Until now, enriched knowledge of chemical modifications in small non-coding RNAs have been achieved. And for a certain chemical modification, it can occur in various RNA species, nevertheless the writer protein (modifying enzyme) and reader protein (binding protein) may be distinct, which are mainly dependent on the catalytic machinery and binding properties of the related proteins (Table 1). Therefore, the same chemical modification may play distinct roles in different RNA species.

Table 1.

The epitranscriptome of small non-coding RNAs.

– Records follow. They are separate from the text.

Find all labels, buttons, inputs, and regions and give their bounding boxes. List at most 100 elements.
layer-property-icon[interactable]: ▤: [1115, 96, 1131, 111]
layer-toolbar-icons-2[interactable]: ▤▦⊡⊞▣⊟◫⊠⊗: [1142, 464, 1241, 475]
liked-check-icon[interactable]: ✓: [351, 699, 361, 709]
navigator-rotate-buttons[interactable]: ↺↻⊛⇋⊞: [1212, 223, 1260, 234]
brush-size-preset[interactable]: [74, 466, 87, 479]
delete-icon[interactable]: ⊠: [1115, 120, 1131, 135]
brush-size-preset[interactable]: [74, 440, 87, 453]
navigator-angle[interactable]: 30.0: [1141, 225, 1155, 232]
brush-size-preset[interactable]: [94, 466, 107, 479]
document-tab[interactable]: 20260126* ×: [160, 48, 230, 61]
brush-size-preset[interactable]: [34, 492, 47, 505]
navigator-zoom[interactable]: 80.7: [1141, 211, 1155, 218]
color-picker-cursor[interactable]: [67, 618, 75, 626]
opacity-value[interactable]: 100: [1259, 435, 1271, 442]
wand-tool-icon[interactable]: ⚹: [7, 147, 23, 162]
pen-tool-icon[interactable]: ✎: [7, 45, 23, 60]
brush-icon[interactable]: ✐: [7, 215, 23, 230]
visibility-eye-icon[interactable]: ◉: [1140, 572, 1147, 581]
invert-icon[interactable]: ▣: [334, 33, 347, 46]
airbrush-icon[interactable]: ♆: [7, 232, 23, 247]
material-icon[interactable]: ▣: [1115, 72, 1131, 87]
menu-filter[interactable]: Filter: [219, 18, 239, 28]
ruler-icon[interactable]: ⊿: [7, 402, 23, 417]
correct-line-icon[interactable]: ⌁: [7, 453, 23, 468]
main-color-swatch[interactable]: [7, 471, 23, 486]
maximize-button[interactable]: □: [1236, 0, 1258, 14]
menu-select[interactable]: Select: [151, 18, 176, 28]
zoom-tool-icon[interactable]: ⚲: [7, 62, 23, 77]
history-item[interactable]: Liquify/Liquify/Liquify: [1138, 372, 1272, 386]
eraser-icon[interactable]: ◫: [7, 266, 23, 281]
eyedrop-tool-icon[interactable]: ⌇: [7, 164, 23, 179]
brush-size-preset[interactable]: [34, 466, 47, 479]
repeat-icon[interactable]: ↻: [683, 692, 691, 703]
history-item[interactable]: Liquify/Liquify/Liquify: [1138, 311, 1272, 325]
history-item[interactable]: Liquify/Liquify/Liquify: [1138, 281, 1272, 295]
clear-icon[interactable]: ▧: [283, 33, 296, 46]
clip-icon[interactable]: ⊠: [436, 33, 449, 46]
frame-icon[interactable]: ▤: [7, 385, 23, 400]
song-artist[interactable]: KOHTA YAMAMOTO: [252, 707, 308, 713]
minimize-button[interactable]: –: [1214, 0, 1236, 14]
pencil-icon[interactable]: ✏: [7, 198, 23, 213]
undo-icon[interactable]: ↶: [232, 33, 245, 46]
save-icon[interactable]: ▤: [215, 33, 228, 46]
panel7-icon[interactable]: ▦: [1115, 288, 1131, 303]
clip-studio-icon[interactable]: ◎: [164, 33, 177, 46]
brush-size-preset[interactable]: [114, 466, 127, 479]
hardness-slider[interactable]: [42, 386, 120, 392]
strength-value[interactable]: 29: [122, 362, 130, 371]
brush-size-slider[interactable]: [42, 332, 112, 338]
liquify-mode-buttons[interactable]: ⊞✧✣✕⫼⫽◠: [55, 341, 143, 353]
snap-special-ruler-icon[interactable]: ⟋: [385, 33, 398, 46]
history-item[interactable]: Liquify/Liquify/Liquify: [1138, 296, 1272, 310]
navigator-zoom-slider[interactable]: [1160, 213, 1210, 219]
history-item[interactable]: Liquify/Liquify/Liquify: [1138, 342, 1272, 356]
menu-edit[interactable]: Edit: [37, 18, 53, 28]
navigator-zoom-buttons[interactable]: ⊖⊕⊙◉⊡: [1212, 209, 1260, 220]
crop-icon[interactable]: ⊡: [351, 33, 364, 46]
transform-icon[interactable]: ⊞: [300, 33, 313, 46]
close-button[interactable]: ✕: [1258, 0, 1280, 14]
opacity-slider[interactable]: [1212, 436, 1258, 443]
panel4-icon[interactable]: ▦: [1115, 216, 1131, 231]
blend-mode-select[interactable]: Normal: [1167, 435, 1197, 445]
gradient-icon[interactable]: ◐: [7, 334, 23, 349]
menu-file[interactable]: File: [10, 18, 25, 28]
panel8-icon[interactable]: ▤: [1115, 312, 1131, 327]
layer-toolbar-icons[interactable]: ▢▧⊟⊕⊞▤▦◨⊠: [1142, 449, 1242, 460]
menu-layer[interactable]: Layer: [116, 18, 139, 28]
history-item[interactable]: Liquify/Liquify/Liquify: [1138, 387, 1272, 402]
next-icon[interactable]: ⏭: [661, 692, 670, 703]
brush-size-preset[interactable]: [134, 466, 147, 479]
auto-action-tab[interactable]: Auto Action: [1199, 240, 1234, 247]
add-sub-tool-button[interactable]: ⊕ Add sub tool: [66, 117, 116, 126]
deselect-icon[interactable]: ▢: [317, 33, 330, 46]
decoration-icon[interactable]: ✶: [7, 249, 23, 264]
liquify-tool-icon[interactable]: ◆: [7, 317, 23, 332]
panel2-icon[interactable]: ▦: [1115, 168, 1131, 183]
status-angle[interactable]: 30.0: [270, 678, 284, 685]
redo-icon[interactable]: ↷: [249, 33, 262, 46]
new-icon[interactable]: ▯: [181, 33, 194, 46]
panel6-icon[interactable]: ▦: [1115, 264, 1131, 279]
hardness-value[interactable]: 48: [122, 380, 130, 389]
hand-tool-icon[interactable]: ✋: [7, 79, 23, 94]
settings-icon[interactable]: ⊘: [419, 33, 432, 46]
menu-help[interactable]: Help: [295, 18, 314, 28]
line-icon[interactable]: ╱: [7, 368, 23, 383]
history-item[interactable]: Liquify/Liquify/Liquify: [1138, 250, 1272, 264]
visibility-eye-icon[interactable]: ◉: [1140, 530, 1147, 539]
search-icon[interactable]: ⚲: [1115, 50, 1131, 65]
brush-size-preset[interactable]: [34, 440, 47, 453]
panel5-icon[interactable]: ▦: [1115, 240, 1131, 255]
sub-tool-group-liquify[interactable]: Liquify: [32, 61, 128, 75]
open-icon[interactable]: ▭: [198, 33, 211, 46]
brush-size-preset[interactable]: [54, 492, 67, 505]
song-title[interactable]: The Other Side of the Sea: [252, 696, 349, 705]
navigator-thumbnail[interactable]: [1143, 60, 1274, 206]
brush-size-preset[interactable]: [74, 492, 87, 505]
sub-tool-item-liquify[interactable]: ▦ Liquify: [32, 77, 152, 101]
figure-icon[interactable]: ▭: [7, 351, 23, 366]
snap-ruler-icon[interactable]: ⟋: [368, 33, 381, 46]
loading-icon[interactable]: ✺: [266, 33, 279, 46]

SncRNAs Species	Described Chemical Modifiction	Writers	Readers
miRNA	m6A	METTL3/ METTL14	HNRNPA2B1/ HNRNPC
	m7G	METTL1	/
	2′-O-Me	HEN1	/
	5′Pme2	BCDIN3D	/
	Uridylation	TUT7/4/2	/
	A to I	ADARs	/
	o8G	/	/
	8-OHG	/	/
piRNA	2′-O-Me	HEN1
snRNA	Ψ	Box H/ACA RNP/ Pus1 and Pus7	/
	2′-O-Me	Box C/D RNP	/
	m6A	METTL16	/
	m6Am	METTL4	/
	TMG	TGS1	/
	m5C	/	YPS
snoRNA	Ψ	Box H/ACA RNP	/
	m6A	/	/
tsRNA	m5C	DNMT2/ NSUN2	/
	m2G	DNMT2	/
	Q	QTRT1/QTRT2	/
	2′-O-Me	TRM7/FTSJ1	/
	m1A	TRMT6/61A	/
	m3C	METTL2/ METTL6	/
	m1G	TRMT10A	/
	hm5C	TET2	/
	Ψ	PUS7	/
	mcm5S2	/	/

To comprehensively understand the epitranscriptome of small non-coding RNAs, much work is still needed. Firstly, robust RNA modification detection technologies for small non-coding RNAs are urgent to be developed to identify novel types and precise positions of chemical modifications. As most existing RNA modification sequencing technologies use the polyA-enriched RNA or small RNA depleted RNA as the starting materials, detection technologies for the low abundance of small non-coding RNAs are still lack. Secondly, as several distinct chemical modifications have been identified in small non-coding RNAs, the crosstalk between those chemical modifications are needed to be elucidated. Lastly, emerging evidence has shown that the catalytic-independent functions of RNA modifying enzymes participate in the regulation of small non-coding RNA biogenesis, and cautions are needed to be taken to distinguish the non-canonical roles of modification enzymes and RNA modifications. Collectively, we summarize our current knowledge of these intriguing RNA modifications in small non-coding RNA functions, and we believe that a more comprehensive understanding of those epitranscriptomic marks in small non-coding RNA will spring up in the future.

Funding

This work was supported by the Ministry of Science and Technology of China (no. 2019YFA0802200 and no.2019YFA0110900) and the National Natural Science Foundation of China (21825701 to C·Y.). The authors apologize for not being able to cite all the publications related to this topic owing to space constraints of the journal.

Declaration of competing interest

The authors declare no conflict of interest.